LVMH Moët Hennessy Louis Vuitton (LVMH), which announced an agreement in November 2019 to acquire Tiffany, is pushing back against rumors that the deal is under renegotiation and possibly threatened.
On June 4, LVMH’s Board of Directors released a brief statement confirming that it is “not considering buying Tiffany shares on the market.” The company made the announcement in response to “recent market rumors” that it was seeking to renegotiate the deal, which was valued at approximately $16.2 billion in November based on a purchase price of $135 per share in cash.

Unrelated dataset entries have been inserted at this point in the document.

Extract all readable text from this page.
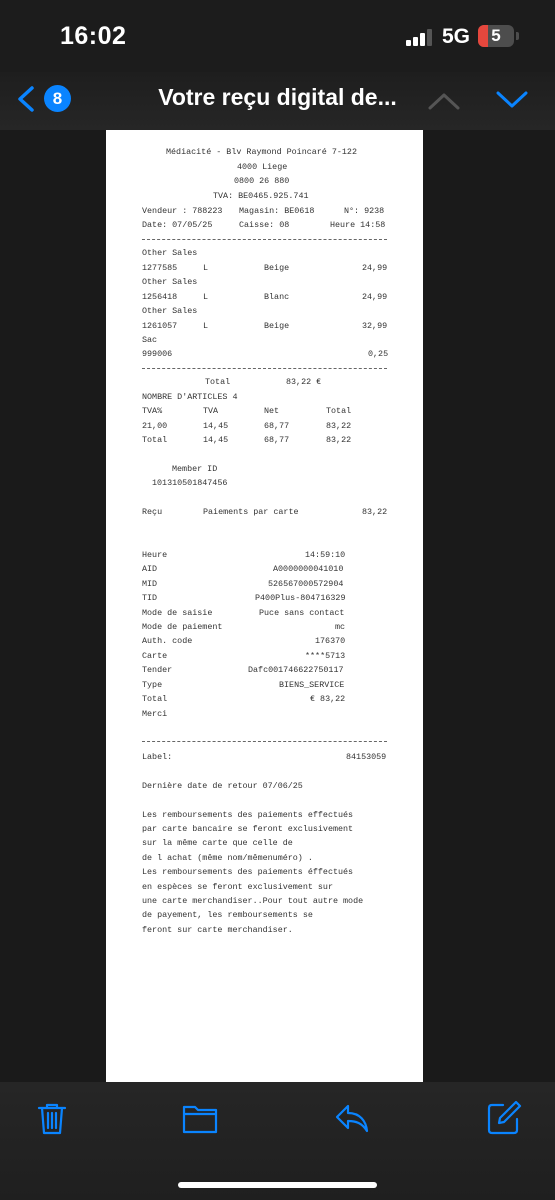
16:02	5G	5
8	Votre reçu digital de...
Médiacité - Blv Raymond Poincaré 7-122
4000 Liege
0800 26 880
TVA: BE0465.925.741
Vendeur : 788223 Magasin: BE0618	N°: 9238
Date: 07/05/25	Caisse: 08	Heure 14:58
Other Sales
1277585	L	Beige	24,99
Other Sales
1256418	L	Blanc	24,99
Other Sales
1261057	L	Beige	32,99
Sac
999006	0,25
Total	83,22 €
NOMBRE D'ARTICLES 4
TVA%	TVA	Net	Total
21,00	14,45	68,77	83,22
Total	14,45	68,77	83,22
Member ID
101310501847456
Reçu	Paiements par carte	83,22
Heure	14:59:10
AID	A0000000041010
MID	526567000572904
TID	P400Plus-804716329
Mode de saisie	Puce sans contact
Mode de paiement	mc
Auth. code	176370
Carte	****5713
Tender	Dafc001746622750117
Type	BIENS_SERVICE
Total	€ 83,22
Merci
Label:	84153059
Dernière date de retour 07/06/25
Les remboursements des paiements effectués
par carte bancaire se feront exclusivement
sur la même carte que celle de
de l achat (même nom/mêmenuméro) .
Les remboursements des paiements éffectués
en espèces se feront exclusivement sur
une carte merchandiser..Pour tout autre mode
de payement, les remboursements se
feront sur carte merchandiser.
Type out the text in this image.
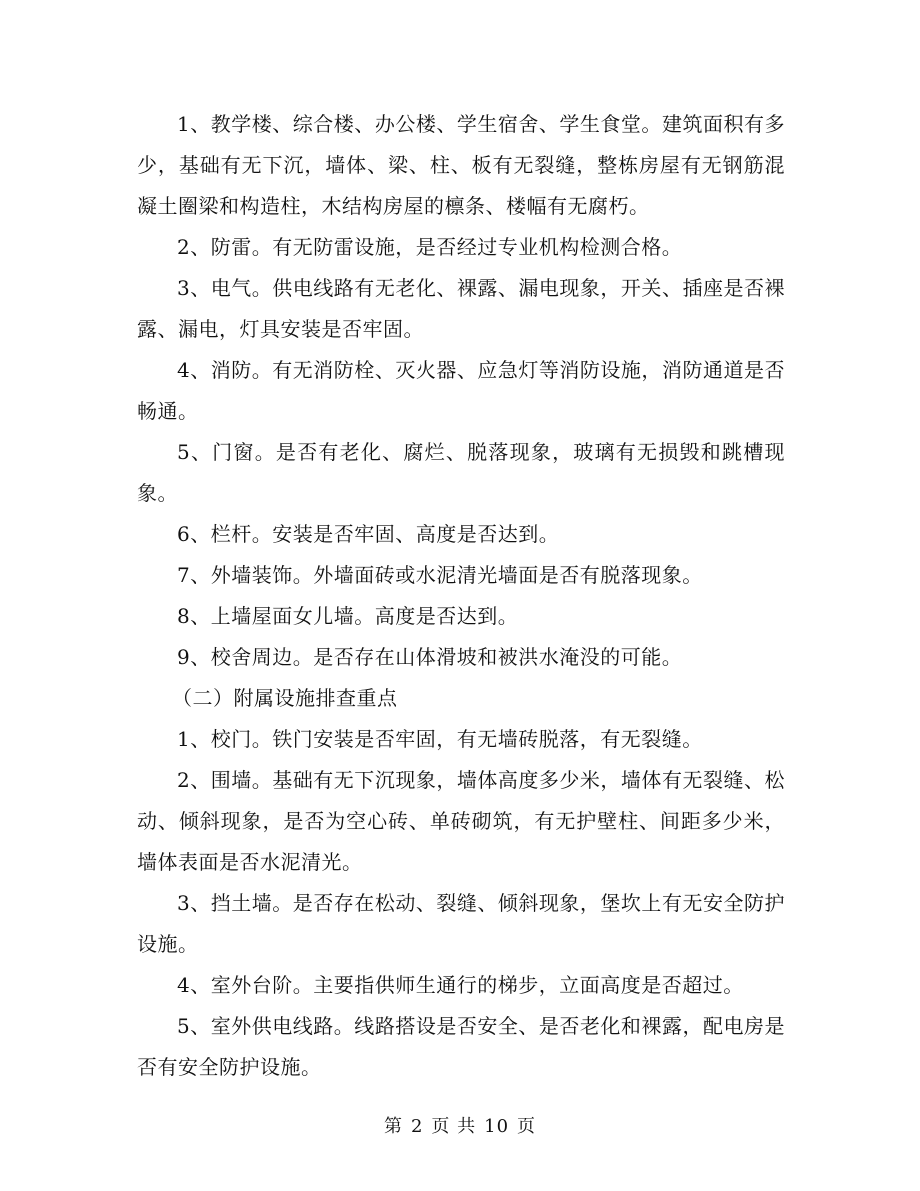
1、教学楼、综合楼、办公楼、学生宿舍、学生食堂。建筑面积有多少，基础有无下沉，墙体、梁、柱、板有无裂缝，整栋房屋有无钢筋混凝土圈梁和构造柱，木结构房屋的檩条、楼幅有无腐朽。

2、防雷。有无防雷设施，是否经过专业机构检测合格。

3、电气。供电线路有无老化、裸露、漏电现象，开关、插座是否裸露、漏电，灯具安装是否牢固。

4、消防。有无消防栓、灭火器、应急灯等消防设施，消防通道是否畅通。

5、门窗。是否有老化、腐烂、脱落现象，玻璃有无损毁和跳槽现象。

6、栏杆。安装是否牢固、高度是否达到。

7、外墙装饰。外墙面砖或水泥清光墙面是否有脱落现象。

8、上墙屋面女儿墙。高度是否达到。

9、校舍周边。是否存在山体滑坡和被洪水淹没的可能。

（二）附属设施排查重点

1、校门。铁门安装是否牢固，有无墙砖脱落，有无裂缝。

2、围墙。基础有无下沉现象，墙体高度多少米，墙体有无裂缝、松动、倾斜现象，是否为空心砖、单砖砌筑，有无护壁柱、间距多少米，墙体表面是否水泥清光。

3、挡土墙。是否存在松动、裂缝、倾斜现象，堡坎上有无安全防护设施。

4、室外台阶。主要指供师生通行的梯步，立面高度是否超过。

5、室外供电线路。线路搭设是否安全、是否老化和裸露，配电房是否有安全防护设施。

第 2 页 共 10 页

A Wall Street Journal article published June 4 reported that analysts predicted LVMH was reevaluating the deal in light of the coronavirus pandemic, which led to the closure of all of Tiffany’s retail locations in mid-March, compounded by the recent unrest sparked by the killing of George Floyd by Minneapolis police. The looting and physical destruction of stores that has accompanied some demonstrations has rekindled consumers’ reluctance to shop in downtowns and malls.
Many retailers saw their stock value plummet as lockdowns started in March, forcing some well-known brands into bankruptcy, but share prices are coming back as states begin reopening. Tiffany’s share price has seen less movement than most. While its share price fell more than 15% when store closures were first announced, in less than a week the share price bounced back to $129 and held close to that level until June 2. The price tumbled roughly $10 per share on rumors that LVMH was seeking to renegotiate and bounced back since the company’s June 4 announcement.
While the merger agreement is not changing for the time being, Reuters reported that “LVMH will be closely monitoring Tiffany’s finances in the coming weeks” to make sure the high-end jeweler stays in compliance with its bond covenants. “Were Tiffany to be in breach of the covenants, LVMH could use this as grounds under the merger agreement to call for a renegotiation of the terms,” unidentified sources told Reuters. The sources also said Tiffany “has been in discussions with its creditors to make sure it remains in compliance with its debt covenants.”
On June 9, Tiffany is scheduled to release its Q1 earnings. Analysts are anticipating the company will report a revenue decline of approximately 50%, according to The Wall Street Journal, which noted that Tiffany’s February-through-April Q1 encompasses the COVID-19 lockdown periods in China and the West.